TIGA PULUH SEMBILAN

16.3K 1.9K 393
                                    

"Istirahat gimana?" tanya Mas Garin mendekati diriku.

"Ya istirahat, aku sama kamu, hubungan ini" kataku.

"Break? Kamu pikir kita lagi pacaran, ini pernikahan, nggak segampang itu" katanya, seolah menolak permintaanku yang sangat tidak masuk akal di benaknya.

"Ya, whatever it's called, aku cuma butuh sedikit waktu dan jarak antara kamu dan aku" jelasku dengan menggerakkan tangganku diantara kami berdua.

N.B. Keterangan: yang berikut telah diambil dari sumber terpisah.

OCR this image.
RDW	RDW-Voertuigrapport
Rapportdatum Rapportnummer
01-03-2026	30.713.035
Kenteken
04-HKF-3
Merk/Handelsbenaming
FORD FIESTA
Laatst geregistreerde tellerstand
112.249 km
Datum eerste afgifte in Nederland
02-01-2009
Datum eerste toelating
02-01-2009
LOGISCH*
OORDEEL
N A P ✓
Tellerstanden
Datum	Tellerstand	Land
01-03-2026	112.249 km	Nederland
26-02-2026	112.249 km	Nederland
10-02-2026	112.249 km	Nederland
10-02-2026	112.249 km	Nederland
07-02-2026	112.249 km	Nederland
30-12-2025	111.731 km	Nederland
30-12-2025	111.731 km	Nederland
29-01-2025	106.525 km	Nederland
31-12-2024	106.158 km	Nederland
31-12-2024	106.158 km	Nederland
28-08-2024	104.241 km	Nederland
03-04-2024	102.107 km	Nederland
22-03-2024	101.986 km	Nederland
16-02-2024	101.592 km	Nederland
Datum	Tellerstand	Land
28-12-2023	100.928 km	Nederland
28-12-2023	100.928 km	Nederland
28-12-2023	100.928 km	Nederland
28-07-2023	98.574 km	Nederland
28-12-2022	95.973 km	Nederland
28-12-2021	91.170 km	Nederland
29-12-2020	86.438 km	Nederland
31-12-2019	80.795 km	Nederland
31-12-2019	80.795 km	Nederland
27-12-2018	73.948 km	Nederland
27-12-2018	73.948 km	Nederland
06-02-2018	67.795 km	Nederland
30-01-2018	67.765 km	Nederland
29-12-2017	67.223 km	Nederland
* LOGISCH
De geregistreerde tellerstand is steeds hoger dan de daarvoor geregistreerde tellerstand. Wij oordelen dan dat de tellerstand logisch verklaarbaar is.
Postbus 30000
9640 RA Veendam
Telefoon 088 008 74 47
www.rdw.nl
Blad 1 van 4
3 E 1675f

"Buat apa? Hm?" tanyanya dengan wajah lelah, bahkan nada suaranya tak sebesar tadi.

"Buat, buat" aku melihat ke arah lain "buat mikir" jawabku.

"Mikir apa lagi?"

"Mikir apapun, mikirin hubungan kita, sikap kamu, perilaku aku, anything! Yang perlu aku pikirin sendiri" kataku sambil berbalik, memunggungi dirinya.

"Okey, soal sikap saya, I'm sorry" Mas Garin menjeda kalimatnya, ia berjalan untuk menghadap diriku "kita duduk dulu, saya akan jelasin ke kamu, kamu ngomong ke saya, salah saya apa, tapi jangan break begini, Na" katanya pelan padaku. Ia mempersilahkan aku untuk duduk di sofa.

"Nggak usah" tolakku.

"Kenapa? Kita harus bicarain ini, kamu perlu ngomong ke saya."

Aku terkekeh mendengarnya, menahan supaya tidak menangis di depan Mas Garin. Memalukan.

"Shh.." aku menarik napas "ngomong ya?" kataku sambil menatap dirinya.

"Berapa kali kamu nyuruh aku ngomong? ngomong ke saya!" aku melangkah sekali, lebih dekat "tapi pernah nggak kamu dengerin aku, percumaa! aku, aku ngomong tapi kamu nggak mau dengerin aku dulu" kataku sedikit menantang.

Mas Garin hanya diam, sambil terus menatapku. Namun, berikutnya aku menutup mulutku sendiri, menghindari kontak mata dengannya.

Dia menelan ludahnya dengan susah payah "saya minta maaf" katanya dengan nada penuh penyesalan. Aku tidak bisa, bukan, tidak kuat melihat dirinya.

"Ngga-k usah" aku menjedanya, permintaan maaf yang keluar dari mulutnya malah membuat air mataku menetes "nggak sekarang, aku bukannya nggak bisa maafin kamu, Mas, cuma kali ini, aku belum mikir dengan benar" aku menggigit bibir bawahku menahan isakan, menarik napas untuk melanjutkan kalimatku "segala yang keluar dari mulut kamu, cu-ma kedenger kayak alasan aja, ak-ku masih kebawa emosi" aku nggak bisa melanjutkannya.

"Na" Mas Garin mendekat ke arahku, bergerak untuk melihat wajahku "kamu nangis?" tanyanya, masih berusaha meraih wajahku.

"Mas" aku menahan tangannya yang ingin meraih wajahku.

"Na, please" ia berkata dengan sangat pelan "saya nggak bisa lihat kamu nangis."

"So, please!" aku melihat ke manik matanya, tidak peduli dengan pipiku yang masih basah "kali ini dengerin aku, kasih aku sedikit waktu" pintaku dengan sedikit memohon padanya.

Dia menatap diriku juga saat aku mengatakannya. Membuang tatapan matanya dan mengusap kasar wajahnya 

"Mas tenang aja, aku nggak akan ninggalin kamu, apalagi berencana cerai dari kamu, I just need time, buat diriku sendiri" kataku, supaya dia tidak khawatir dan mau mengiyakan permintaanku.

Namun, sekalipun Mas Garin tidak menyetujuinya. Kali ini, aku nggak peduli, aku butuh waktu buat mikir. Berada tetap bersamanya, di dekatnya setelah situasi tadi. Rasanya segala yang Mas Garin katakan atau lakukan hanya akan kuanggap salah.

Mas Garin menyugar rambutnya, lalu melihat ke arahku dan ia mengangguk "ya, take your time" katanya pelan.

Izin darinya adalah penguat untuk diriku. Meyakinkan kalau yang aku lakukan adalah yang memang harus aku lakukan sekarang.